One such “scholarship” is qualifying for financial aid, or money granted to you by the Federal Government by filling out a Free Application for Student Aid (FASFA) form.
This money is granted to college students, and depending on if you qualify, you can either get approved for a loan or receive a grant. A grant is money given to you to attend college that you don’t have to pay back.
Most of our answers come from our guidance counselors, with a few external articles.
Here’s what you need to know about FASFA.
Scholarship Versus Grant Versus a Loan
In the simplest terms:
- Scholarship= Free money from a college or other provider
- Grant= Free money from the government
- Loan= Money you have to pay back
Receiving loans through FAFSA can be useful, considering they do not need to be paid while attending college. Keep in mind that interest rates after graduation can be high, and the payments demanding. If you can find grants and scholarships, these will serve you much better in the long run.
Scholarships are separate from FAFSA. You can obtain scholarships through the college you’re attending. Oftentimes, this is based on grades or talents. You can find several third-party scholarships, however.
Places like scholarships.com or Fastweb.com are great places to start.
Types of Federal Aid Loans
- Direct subsidized loans: for undergraduate students in community college or in a bachelor’s program. Students will not be charged interest until after they are no longer in school.
- Direct unsubsidized loans: for all levels of degrees and interest is charged from the moment the loan is accepted. The interest is typically from 4-6% in Arizona, but is subject to change.
- Direct PLUS loans: for graduate and professional degree students and parents of those students. Interest is charged from the time the loan is accepted by the student or parent.
- Consolidated loans: You can consolidate loans after the student is no longer enrolled in college to make one payment a month rather than several big payments to different loan companies.
Does Income Level Impact FAFSA Approval?
It’s a common misconception that FAFSA only applies to students with low incomes. Although that can be the case, FAFSA is actually determined on your cost ratio.
Colleges want you to contribute about 47% of your net annual income. If the price of tuition/books exceeds that percentage of your ratio, you are granted aid.
So, if you come from a lower income, chances are, the percentage of college costs to your total income would be a high ratio.
But that does not mean those who have higher incomes shouldn’t apply. Let’s say, for example, there are two different students whose parents earn the same income, say $100,000, but one student is attending a community college while the other is attending an expensive private university. In this case, the student attending a private university is more likely to receive financial aid.
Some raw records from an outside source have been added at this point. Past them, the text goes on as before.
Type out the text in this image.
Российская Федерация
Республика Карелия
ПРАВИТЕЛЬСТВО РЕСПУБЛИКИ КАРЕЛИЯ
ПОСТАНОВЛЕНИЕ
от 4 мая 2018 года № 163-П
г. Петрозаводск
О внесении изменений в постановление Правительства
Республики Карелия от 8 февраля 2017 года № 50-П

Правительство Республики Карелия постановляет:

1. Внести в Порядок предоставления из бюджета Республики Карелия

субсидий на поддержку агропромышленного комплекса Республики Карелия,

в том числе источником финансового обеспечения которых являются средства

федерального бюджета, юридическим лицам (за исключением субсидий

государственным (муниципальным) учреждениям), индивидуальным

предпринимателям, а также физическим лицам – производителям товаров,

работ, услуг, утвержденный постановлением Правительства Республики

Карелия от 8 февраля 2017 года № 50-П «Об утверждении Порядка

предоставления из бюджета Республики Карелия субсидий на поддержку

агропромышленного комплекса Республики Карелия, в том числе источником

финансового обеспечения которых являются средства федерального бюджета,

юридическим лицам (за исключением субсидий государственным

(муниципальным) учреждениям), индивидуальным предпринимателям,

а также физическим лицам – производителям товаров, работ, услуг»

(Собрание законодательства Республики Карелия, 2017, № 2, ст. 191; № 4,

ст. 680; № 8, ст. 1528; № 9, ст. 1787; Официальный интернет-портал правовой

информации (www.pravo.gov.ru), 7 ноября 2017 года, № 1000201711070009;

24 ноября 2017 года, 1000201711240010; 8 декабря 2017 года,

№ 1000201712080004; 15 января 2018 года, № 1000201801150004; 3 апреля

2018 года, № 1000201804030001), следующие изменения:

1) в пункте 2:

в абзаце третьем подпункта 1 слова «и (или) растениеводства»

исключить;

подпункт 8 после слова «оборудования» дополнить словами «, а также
You can learn more about this here.
In other words, regardless of your income, you should apply for FAFSA. It’s free to apply, and you definitely won’t receive any aid if you don’t try.
Items Needed to Complete FAFSA
- Your social security number
- OR your Alien Registration number if you are not a U.S. Citizen
- Your parents’ most recent Tax Return forms, including W2 forms and any other form of income
How to Apply
- Head to the FAFSA site and start an application
- You will need to create a PIN number. It can be hard to retrieve if you forget, so make it memorable!
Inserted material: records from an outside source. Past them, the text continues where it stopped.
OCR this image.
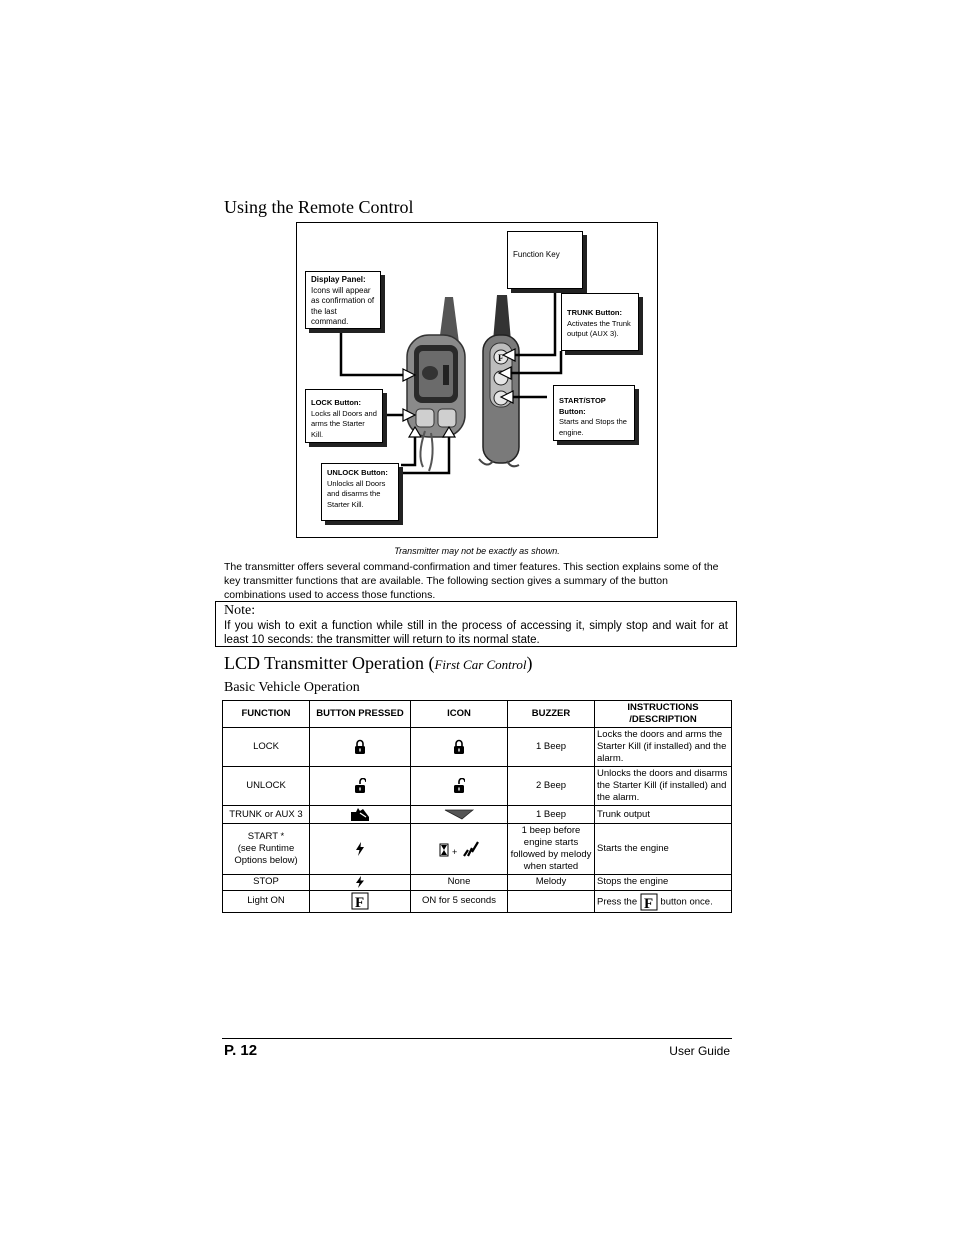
Using the Remote Control
F
Display Panel:
Icons will appear as confirmation of the last command.
Function Key
TRUNK Button:
Activates the Trunk output (AUX 3).
LOCK Button:
Locks all Doors and arms the Starter Kill.
START/STOP Button:
Starts and Stops the engine.
UNLOCK Button:
Unlocks all Doors and disarms the Starter Kill.
Transmitter may not be exactly as shown.
The transmitter offers several command-confirmation and timer features. This section explains some of the key transmitter functions that are available. The following section gives a summary of the button combinations used to access those functions.
Note:
If you wish to exit a function while still in the process of accessing it, simply stop and wait for at least 10 seconds: the transmitter will return to its normal state.
LCD Transmitter Operation (First Car Control)
Basic Vehicle Operation
FUNCTION	BUTTON PRESSED	ICON	BUZZER	INSTRUCTIONS /DESCRIPTION
LOCK			1 Beep	Locks the doors and arms the Starter Kill (if installed) and the alarm.
UNLOCK			2 Beep	Unlocks the doors and disarms the Starter Kill (if installed) and the alarm.
TRUNK or AUX 3			1 Beep	Trunk output
START *
(see Runtime
Options below)		+	1 beep before engine starts followed by melody when started	Starts the engine
STOP		None	Melody	Stops the engine
Light ON	F	ON for 5 seconds		Press the F button once.
P. 12	User Guide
- Fill out the entire form using the items above.
For more detailed instructions on the application process, check out this Infographic.
What Can I Use My Financial Aid For?
- School fees
- Health Insurance
- Supplies for school
- Transportation expenses
What if I Don’t Know Where I’m Going to School After Graduation?
If you are unsure where you are attending college after graduation, you don’t have to wait to apply. The FAFSA form is the same no matter where you attend. It can make a difference in the amount you receive, but it’s better to apply early than to wait on your decision.
A Few Important Things to Note
FAFSA opened October 1 and runs through about June 2020. Any corrections or updates must be submitted by midnight CT on Sept. 14, 2020.
The earlier you apply, the better! Students who apply in January are much more likely to receive grants than those in May.
Many scholarships require a FAFSA form, so if you plan to apply for any scholarships, be sure to complete your FAFSA form this month.
School deadlines are usually early in the year often in February or March, although some are even earlier now that the FAFSA form is available in October. ( Learn more here.)
No matter your plans after high school, be sure to take the time to fill out a FAFSA form. It certainly won’t hurt, and can potentially give you free money to use toward your education.
For any questions, you can always reach out to your guidance counselor. They can answer your questions, walk you through the process and develop an action plan with you. The help you need to get funding for college is readily available!